While both criticisms undoubtedly hold true, it’s not as if Austen hasn’t been adapted successfully with those characteristics before. 2020’s EMMA. (based on the novel of the same name) stands as a visual masterpiece of an adaptation that showcases how a film can take on an unorthodox and whimsical tone but still relate its timeless story. Clueless and Bridget Jones’s Diary, which completely modernized Emma and Pride and Prejudice respectively, are both accepted as fan-favorite adaptations and cult classics. While it’s true that those films were able to channel modernity more successfully because their origin stories contained far greater elements of humor and irony, nearly all of Austen’s stories — even her gloomy ones — make fun of their characters, showcasing the absurdities of trying to find the most efficient point of intersection between love, money, and marriage. Why, then, does Netflix’s Persuasion leave its characters and plot hanging out to dry in the face of lackluster reception, especially in a time when its themes are more relevant than ever?

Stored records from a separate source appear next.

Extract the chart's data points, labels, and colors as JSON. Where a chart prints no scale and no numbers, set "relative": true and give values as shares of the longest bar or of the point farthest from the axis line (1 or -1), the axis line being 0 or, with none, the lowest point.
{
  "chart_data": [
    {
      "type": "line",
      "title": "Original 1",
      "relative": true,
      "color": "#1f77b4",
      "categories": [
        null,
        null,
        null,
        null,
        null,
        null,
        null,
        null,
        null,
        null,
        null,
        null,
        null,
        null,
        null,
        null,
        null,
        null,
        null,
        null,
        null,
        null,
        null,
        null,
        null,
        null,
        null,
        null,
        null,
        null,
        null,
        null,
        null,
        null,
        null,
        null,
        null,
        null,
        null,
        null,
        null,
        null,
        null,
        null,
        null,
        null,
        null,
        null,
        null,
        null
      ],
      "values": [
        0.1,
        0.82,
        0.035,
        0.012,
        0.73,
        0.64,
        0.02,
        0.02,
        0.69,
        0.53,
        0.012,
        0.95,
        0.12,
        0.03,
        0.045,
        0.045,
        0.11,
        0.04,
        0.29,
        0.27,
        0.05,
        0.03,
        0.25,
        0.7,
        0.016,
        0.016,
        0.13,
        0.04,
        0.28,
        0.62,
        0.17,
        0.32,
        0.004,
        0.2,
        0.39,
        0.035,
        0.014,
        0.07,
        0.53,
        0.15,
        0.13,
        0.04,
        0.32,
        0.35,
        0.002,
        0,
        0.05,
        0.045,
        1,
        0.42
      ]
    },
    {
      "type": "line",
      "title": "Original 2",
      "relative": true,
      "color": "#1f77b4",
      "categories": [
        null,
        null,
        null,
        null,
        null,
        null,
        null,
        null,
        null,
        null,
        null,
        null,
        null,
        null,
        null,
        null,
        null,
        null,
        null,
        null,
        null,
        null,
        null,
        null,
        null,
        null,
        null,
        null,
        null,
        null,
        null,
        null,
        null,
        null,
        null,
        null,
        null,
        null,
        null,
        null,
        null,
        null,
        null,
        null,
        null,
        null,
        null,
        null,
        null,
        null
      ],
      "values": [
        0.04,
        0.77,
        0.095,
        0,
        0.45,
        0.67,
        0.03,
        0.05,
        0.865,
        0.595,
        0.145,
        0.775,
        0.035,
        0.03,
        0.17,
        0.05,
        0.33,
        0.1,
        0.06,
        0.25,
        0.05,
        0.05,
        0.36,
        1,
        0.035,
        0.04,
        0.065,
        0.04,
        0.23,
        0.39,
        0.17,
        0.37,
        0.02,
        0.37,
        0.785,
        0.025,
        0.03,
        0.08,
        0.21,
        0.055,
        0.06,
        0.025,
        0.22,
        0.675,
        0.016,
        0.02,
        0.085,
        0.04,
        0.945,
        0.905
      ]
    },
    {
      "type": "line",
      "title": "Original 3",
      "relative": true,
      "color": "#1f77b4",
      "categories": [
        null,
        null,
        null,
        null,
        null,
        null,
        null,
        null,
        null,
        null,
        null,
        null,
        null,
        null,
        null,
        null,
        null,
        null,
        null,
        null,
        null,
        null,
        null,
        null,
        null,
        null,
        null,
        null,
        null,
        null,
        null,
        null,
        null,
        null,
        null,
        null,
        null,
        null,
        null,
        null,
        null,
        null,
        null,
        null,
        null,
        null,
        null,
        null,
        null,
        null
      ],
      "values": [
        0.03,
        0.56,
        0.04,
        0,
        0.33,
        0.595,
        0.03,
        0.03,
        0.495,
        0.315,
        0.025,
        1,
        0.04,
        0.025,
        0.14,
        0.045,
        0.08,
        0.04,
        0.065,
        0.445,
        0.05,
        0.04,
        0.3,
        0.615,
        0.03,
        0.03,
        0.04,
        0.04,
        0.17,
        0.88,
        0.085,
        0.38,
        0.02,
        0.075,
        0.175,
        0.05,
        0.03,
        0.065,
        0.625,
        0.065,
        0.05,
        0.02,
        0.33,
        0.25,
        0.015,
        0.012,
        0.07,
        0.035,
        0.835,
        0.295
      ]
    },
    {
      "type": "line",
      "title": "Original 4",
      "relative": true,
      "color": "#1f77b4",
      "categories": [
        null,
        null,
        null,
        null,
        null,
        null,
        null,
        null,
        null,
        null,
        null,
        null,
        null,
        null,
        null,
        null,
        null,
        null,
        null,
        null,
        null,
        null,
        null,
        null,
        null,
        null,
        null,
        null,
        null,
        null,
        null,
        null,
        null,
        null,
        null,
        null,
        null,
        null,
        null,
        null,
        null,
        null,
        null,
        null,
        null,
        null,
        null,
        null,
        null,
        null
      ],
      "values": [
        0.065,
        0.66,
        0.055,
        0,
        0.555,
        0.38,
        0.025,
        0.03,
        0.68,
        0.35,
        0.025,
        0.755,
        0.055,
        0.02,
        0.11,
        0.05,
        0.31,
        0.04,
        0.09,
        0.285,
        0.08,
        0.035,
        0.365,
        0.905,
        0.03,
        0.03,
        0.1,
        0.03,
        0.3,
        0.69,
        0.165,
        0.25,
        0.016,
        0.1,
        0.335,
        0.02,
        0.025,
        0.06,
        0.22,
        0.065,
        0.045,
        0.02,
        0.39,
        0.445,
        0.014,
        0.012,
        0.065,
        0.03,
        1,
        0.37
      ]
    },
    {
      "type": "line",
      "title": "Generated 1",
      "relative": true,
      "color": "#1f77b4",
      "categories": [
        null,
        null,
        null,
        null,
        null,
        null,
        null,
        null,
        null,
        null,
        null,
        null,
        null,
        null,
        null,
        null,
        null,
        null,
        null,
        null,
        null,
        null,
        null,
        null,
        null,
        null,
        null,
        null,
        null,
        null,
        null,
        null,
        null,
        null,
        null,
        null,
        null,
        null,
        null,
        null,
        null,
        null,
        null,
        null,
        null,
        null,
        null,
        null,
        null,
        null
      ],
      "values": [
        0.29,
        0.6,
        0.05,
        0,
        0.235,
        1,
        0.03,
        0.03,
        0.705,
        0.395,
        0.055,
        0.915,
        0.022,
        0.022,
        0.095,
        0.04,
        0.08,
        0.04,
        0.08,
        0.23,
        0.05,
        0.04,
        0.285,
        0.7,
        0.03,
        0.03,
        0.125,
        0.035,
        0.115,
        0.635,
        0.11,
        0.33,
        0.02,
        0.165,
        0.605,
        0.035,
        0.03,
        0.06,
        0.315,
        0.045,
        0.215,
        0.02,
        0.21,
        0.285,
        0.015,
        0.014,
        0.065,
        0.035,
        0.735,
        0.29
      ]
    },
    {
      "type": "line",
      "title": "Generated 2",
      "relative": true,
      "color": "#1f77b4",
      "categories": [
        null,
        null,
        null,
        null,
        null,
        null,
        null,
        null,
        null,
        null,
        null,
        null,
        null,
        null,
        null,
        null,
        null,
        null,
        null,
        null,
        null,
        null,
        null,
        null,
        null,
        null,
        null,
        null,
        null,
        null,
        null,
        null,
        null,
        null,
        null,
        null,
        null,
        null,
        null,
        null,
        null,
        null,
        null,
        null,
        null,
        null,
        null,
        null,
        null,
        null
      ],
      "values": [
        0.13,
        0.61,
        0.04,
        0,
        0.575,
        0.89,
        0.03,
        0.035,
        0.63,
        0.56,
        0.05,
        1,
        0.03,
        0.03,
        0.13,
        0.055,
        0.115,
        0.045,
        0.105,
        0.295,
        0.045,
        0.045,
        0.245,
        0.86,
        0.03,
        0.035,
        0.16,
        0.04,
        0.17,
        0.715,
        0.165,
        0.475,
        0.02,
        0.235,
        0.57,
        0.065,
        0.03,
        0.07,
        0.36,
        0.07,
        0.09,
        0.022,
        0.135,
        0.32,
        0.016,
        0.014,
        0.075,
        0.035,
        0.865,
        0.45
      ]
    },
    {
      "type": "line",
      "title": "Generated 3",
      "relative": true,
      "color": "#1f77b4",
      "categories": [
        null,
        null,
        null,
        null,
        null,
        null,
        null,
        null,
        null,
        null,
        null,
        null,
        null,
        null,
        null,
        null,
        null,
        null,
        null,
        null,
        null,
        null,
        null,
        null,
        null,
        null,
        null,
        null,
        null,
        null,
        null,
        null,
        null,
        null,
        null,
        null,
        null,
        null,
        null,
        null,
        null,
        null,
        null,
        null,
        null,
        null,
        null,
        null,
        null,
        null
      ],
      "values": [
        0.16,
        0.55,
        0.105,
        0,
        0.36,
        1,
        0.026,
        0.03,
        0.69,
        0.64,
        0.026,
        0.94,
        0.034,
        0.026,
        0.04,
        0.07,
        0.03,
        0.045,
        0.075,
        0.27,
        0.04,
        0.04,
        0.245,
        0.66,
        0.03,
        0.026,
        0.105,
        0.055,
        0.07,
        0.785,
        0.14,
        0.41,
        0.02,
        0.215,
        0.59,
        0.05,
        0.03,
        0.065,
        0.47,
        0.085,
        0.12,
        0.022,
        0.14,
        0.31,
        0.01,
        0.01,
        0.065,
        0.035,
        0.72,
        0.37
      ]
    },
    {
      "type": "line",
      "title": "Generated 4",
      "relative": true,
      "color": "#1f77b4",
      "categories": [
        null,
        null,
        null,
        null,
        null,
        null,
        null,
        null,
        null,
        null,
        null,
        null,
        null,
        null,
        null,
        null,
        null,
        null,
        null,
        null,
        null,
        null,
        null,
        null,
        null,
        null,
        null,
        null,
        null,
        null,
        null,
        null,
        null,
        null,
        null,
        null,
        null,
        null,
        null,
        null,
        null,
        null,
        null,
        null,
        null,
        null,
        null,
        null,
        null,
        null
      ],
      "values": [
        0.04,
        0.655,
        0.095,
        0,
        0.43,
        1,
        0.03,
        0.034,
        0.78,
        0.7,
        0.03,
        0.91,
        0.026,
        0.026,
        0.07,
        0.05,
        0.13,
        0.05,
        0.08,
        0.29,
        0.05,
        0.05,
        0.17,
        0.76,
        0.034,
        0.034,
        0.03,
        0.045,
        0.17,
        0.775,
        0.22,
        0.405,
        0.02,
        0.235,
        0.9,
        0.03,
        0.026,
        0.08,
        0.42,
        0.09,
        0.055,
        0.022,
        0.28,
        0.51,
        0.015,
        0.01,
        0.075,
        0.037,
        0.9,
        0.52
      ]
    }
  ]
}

The reality lies in the fact that though Austen may make her characters the subject of subtle ridicule, she still cares about them, enough to craft them into people whose heartbreaks can take hold in readers’ minds. In Netflix’s Persuasion, Anne and Wentworth’s heartbreak is all ridicule and no grief, diluting the strength of Anne’s reserved and humble character in favor of showcasing her as the more popularly ‘feisty heroine’ archetype, while butchering the complexities of Anne and Wentworth’s relationship and lasting love to instead try for a laugh from the audience when the pair embarrass themselves around each other. It seems like none of the characters seem to care much about anything, existing only as vehicles for jaunty quips that supposedly service a modern audience (‘Now I’m single and thriving’), the actors stiff enough that it’s almost impossible not to imagine they had been rehearsing their lines just a moment before. The whole spectacle is miles removed from the feelings evoked by Austen’s original writing, which is where it fails. Language can be modernized, but emotion can’t. 

“I am half agony, half hope. Tell me not that I am too late, that such precious feelings are gone forever. I offer myself to you again with a heart even more your own than when you almost broke it,” Wentworth writes to Anne in the book’s final chapter, declaring his undying love. Though Persuasion à la Netflix may not have been able to recreate those feelings in his letter crafted by Austen’s pen, in comparison with her words it almost seems as if the adaptation was setting herself up for an impossible task. So until a film comes along that can capture that feeling of agonizing regret and love not yet lost, audiences will simply have to be content with re-reading Austen’s writing and rewinding on Elizabeth and Darcy holding hands yet again.